Added sales of new services are more easily obtained from existing clients. There is no selling who you are, your reliability, or your willingness and ability to provide value in everything you do for your clients. Each of these need to be conveyed to new clients before you even get to the pitch of the services you will perform for them. 

So go after the easier sales first, i.e., to your existing clients. Here’s a way to get started:

  1. Identify potential needs of your top 20 business clients.
  2. Arrange those needs into services you presently offer, and
  3. Services you do not perform.
  4. Match the potential needs with this group of 20 clients with services you presently offer. 
  5. Contact five of those clients to obtain an engagement for at least one such service.
  6. Set a goal of initiating a new service for each of those five clients in the new year.
  7. If you are unsuccessful with your first five targeted clients, then expand the list until you succeed with five added engagements.
  8. You can try to introduce each of these 20 and even more clients with added services, but I think setting a goal of five added engagements is a good way to start.
  9. Expand your service offerings by resolving to learn and gain proficiency in at least one new service during the next year. 
  10. Get started by picking a needed service that you do not perform and use that for your personal growth along with your practice’s growth.
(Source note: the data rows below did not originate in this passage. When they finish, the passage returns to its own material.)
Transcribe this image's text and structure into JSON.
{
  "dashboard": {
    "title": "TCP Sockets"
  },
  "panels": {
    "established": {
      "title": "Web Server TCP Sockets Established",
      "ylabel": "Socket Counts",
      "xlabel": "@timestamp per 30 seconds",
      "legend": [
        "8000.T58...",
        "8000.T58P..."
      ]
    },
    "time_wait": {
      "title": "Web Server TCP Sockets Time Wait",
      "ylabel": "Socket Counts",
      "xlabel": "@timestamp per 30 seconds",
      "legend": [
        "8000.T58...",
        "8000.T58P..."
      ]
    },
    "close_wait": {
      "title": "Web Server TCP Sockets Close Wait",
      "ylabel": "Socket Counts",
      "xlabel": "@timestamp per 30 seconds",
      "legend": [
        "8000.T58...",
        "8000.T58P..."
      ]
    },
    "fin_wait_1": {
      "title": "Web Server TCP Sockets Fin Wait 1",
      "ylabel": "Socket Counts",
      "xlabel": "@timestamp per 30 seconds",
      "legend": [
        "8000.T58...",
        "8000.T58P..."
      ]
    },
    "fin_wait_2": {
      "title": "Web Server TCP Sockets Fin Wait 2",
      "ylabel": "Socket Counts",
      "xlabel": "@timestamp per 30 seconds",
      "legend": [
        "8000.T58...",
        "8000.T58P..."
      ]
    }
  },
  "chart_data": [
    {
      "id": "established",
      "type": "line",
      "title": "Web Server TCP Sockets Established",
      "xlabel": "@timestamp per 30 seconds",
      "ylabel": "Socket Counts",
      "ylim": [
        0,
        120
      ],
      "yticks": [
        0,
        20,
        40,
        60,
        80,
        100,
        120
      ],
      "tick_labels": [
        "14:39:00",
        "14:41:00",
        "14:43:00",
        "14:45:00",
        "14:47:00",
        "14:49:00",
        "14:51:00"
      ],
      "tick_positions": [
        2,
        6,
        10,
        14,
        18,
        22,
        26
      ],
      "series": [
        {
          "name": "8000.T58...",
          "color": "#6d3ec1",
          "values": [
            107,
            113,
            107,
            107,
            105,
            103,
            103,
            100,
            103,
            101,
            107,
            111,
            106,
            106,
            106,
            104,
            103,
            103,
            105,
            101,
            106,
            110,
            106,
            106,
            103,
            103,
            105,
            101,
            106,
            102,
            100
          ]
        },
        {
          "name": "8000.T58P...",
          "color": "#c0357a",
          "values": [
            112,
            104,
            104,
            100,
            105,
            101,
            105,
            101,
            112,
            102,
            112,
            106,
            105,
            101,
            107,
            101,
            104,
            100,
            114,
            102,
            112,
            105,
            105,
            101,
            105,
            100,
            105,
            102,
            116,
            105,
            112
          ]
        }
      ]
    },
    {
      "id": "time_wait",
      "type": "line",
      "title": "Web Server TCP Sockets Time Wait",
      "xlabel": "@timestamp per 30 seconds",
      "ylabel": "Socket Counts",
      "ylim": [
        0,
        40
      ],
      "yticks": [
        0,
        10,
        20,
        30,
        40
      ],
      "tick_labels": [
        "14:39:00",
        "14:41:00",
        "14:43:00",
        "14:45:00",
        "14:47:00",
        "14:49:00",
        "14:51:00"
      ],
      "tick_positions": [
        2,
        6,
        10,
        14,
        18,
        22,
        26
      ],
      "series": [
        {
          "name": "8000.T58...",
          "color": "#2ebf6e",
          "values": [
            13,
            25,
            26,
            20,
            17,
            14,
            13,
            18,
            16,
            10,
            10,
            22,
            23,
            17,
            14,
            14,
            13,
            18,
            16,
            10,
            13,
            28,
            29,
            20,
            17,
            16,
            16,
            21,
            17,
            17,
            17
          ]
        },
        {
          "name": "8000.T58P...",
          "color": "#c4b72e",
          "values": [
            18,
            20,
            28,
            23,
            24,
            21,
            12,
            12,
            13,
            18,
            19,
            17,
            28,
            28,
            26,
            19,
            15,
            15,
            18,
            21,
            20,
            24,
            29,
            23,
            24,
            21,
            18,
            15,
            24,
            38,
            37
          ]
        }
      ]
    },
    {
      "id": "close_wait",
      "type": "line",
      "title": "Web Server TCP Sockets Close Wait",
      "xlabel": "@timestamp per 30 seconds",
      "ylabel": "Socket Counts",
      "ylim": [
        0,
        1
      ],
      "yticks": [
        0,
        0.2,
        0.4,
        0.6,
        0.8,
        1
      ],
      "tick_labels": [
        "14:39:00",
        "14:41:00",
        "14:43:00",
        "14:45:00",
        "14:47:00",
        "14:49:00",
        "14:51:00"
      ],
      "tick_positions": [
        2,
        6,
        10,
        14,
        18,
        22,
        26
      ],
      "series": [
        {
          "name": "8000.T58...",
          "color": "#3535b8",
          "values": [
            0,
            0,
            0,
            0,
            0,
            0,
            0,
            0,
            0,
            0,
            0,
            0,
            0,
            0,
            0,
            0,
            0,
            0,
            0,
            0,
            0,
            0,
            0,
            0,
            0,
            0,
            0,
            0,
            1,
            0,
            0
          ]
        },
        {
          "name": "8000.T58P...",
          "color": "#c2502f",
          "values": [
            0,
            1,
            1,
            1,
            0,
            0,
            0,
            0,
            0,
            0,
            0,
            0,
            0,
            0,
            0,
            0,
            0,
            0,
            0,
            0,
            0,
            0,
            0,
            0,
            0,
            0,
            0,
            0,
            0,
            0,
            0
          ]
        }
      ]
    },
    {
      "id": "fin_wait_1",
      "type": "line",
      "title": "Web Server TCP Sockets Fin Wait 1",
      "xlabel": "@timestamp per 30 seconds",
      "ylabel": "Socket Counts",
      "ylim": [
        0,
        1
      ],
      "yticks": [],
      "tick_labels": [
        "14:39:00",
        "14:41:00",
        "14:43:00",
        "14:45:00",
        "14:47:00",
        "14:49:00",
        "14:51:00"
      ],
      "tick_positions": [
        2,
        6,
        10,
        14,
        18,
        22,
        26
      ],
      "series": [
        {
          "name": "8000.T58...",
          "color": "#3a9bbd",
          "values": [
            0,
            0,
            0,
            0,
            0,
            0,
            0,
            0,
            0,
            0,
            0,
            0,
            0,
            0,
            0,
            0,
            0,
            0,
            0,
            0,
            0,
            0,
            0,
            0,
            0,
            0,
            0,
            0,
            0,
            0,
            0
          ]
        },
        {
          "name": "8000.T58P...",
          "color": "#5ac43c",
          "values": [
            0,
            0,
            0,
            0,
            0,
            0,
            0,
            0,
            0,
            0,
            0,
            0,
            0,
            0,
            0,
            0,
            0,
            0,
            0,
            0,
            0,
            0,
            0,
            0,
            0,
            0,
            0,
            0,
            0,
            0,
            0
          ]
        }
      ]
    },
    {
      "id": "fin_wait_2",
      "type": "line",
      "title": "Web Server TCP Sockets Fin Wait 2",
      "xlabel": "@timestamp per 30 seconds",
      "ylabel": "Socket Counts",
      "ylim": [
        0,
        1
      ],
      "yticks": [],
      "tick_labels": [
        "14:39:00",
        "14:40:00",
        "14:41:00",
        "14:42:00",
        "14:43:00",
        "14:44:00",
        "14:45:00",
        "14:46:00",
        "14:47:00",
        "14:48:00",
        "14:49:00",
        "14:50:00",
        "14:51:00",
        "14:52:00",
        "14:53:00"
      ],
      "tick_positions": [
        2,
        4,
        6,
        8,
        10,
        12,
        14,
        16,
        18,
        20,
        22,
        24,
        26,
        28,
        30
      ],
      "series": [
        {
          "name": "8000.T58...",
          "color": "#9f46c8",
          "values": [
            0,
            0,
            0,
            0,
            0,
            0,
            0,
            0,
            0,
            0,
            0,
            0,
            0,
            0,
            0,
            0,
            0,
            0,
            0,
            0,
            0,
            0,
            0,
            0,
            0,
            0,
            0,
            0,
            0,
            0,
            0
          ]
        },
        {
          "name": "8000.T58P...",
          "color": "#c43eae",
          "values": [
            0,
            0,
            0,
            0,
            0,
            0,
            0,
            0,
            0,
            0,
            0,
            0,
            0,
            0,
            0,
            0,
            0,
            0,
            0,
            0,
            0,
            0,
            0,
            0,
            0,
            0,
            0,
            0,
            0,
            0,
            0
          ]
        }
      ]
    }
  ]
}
Overly active practitioners might judge my suggestions to be too placid, while many owners and partners who are content with leaving things as they are will judge me to be excessively aggressive. Either way, I do not see how anyone could lose by selling five large clients the services they need and learning a new one for themselves. I view this as a no-lose growth method.

Check out some ideas of added services described in a recent posting.

Make 2025 your best year ever by doing something new to make it your best year ever.